I guess it was a mistake not to document this parameter at all... but I think we really really want to discourage people from using it.

The idea is that this is supposed to be a clear, standard warning that is constant across all permissions, not a place for people to dump things that actually belong in the permission description. I can think of very few (if any) situations where it would be a good idea to set this.

Here's one approach to deal with this via the documentation (attached).

I think it might actually be preferable to just take away the ability to set this altogether (you can still change the text globally for all permissions via the theme system, e.g. using a preprocess function, which is a legitimate thing to do). But since this is an issue in the documentation queue, I'm starting with a documentation patch :)

jhodgdon’s picture

jhodgdon
she/her
Primary language English
CreditAttribution: jhodgdon commented
Status: Needs review » Reviewed & tested by the community

I'm on board with this idea, and the patch wording seems fine to me.
Should go into 8.x and 7.x.

Dries’s picture

Dries CreditAttribution: Dries commented
Version: 8.x-dev » 7.x-dev
Status: Reviewed & tested by the community » Needs work

Committed to 8.x. Moving to D7. Probably needs work as both patches will have to be merged.

David_Rothstein’s picture

David_Rothstein CreditAttribution: David_Rothstein commented
Version: 7.x-dev » 8.x-dev
Status: Needs work » Reviewed & tested by the community
FileSize
1037352-followup-12.patch1.39 KB

The original patch was already committed to D7, so #9 should apply fine there as well.

However, first we have to fix the conflicts that were introduced in D8...

Dries’s picture

Dries CreditAttribution: Dries commented
Version: 8.x-dev » 7.x-dev

Sorry about that. Committed #12 to my local 8.x tree, and will commit the changes shortly. Moving back to 7.x. Thanks David.

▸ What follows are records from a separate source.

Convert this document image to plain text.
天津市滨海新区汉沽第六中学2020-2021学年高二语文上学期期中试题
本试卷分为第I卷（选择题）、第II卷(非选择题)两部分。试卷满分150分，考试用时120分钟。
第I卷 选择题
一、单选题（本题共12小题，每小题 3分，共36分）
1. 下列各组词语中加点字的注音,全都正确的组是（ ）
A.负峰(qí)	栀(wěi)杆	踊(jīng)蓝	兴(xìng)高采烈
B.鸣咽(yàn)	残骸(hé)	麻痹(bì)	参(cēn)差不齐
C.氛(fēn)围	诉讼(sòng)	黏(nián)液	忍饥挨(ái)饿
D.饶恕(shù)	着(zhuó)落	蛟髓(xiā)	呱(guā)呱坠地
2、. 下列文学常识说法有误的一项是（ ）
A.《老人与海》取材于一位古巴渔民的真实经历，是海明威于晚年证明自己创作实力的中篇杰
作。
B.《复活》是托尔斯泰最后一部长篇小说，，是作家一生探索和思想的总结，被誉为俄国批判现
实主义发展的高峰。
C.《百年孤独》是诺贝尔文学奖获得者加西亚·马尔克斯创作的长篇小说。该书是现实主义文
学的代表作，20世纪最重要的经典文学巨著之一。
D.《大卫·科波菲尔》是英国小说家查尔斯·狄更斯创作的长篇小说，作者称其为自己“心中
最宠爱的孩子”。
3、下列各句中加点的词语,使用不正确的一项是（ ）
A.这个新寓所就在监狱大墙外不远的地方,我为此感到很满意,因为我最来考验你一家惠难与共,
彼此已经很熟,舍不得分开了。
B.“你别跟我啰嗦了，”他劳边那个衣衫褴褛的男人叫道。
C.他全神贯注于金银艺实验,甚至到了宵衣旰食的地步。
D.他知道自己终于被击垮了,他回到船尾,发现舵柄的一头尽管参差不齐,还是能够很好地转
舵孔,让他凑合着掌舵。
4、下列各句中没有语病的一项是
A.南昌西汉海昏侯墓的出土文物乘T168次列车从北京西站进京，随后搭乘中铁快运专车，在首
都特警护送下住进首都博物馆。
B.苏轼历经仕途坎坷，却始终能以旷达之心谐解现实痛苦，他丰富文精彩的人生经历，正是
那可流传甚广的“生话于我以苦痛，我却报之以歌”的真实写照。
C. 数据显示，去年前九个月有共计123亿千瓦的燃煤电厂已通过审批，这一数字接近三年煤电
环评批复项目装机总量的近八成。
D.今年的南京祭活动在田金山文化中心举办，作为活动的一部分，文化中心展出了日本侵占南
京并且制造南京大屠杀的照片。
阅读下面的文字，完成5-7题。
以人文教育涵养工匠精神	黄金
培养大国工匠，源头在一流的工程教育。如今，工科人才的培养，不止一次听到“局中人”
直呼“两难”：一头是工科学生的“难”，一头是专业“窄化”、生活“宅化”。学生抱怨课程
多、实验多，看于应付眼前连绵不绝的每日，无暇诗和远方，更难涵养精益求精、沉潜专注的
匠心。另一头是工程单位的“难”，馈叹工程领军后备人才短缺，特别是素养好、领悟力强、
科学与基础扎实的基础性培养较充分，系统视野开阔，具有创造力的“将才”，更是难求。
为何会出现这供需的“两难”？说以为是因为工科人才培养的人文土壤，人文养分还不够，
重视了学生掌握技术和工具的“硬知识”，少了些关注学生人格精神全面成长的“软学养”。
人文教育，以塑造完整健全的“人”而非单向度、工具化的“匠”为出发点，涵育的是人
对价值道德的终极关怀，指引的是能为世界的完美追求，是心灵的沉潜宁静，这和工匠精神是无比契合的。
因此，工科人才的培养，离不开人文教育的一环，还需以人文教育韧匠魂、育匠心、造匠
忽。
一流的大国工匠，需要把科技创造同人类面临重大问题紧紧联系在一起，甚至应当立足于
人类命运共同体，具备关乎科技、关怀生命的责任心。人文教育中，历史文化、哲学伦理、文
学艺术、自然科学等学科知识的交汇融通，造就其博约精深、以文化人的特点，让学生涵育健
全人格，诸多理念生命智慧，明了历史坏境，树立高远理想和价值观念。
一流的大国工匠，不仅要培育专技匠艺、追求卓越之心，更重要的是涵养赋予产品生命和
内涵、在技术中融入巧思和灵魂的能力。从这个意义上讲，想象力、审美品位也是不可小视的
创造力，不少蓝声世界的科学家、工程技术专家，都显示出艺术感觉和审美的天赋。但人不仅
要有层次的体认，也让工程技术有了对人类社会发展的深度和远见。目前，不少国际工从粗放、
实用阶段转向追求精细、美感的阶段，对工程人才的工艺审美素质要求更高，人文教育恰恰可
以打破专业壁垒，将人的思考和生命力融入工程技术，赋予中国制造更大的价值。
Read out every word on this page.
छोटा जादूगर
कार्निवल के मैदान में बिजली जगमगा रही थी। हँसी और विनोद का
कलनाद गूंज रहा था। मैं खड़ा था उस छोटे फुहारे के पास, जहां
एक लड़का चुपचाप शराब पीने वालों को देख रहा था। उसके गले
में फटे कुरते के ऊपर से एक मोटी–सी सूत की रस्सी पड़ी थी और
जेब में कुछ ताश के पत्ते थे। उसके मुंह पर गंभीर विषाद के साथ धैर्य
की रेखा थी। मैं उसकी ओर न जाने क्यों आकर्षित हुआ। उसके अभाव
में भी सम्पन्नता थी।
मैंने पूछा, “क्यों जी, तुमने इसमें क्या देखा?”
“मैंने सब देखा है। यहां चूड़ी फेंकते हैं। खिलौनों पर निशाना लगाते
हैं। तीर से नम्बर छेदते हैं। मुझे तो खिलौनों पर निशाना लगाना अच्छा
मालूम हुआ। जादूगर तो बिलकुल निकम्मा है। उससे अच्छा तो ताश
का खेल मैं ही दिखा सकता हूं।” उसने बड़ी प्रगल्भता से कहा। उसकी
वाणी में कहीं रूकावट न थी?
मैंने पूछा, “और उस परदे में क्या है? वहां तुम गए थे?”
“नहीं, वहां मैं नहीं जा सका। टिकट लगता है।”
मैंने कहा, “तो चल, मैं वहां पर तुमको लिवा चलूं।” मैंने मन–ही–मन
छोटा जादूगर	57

Status: Reviewed & tested by the community » Needs work

The last submitted patch, 1037352-followup-12.patch, failed testing.

David_Rothstein’s picture

David_Rothstein CreditAttribution: David_Rothstein commented
Status: Needs work » Reviewed & tested by the community

Poor testbot. #9 is the one that's RTBC for Drupal 7.

webchick’s picture

webchick
she/they
Primary language English
Location Vancouver 🇨🇦
CreditAttribution: webchick commented
Status: Reviewed & tested by the community » Fixed

Committed #9 to 7.x. Thanks!

Status: Fixed » Closed (fixed)

Automatically closed -- issue fixed for 2 weeks with no activity.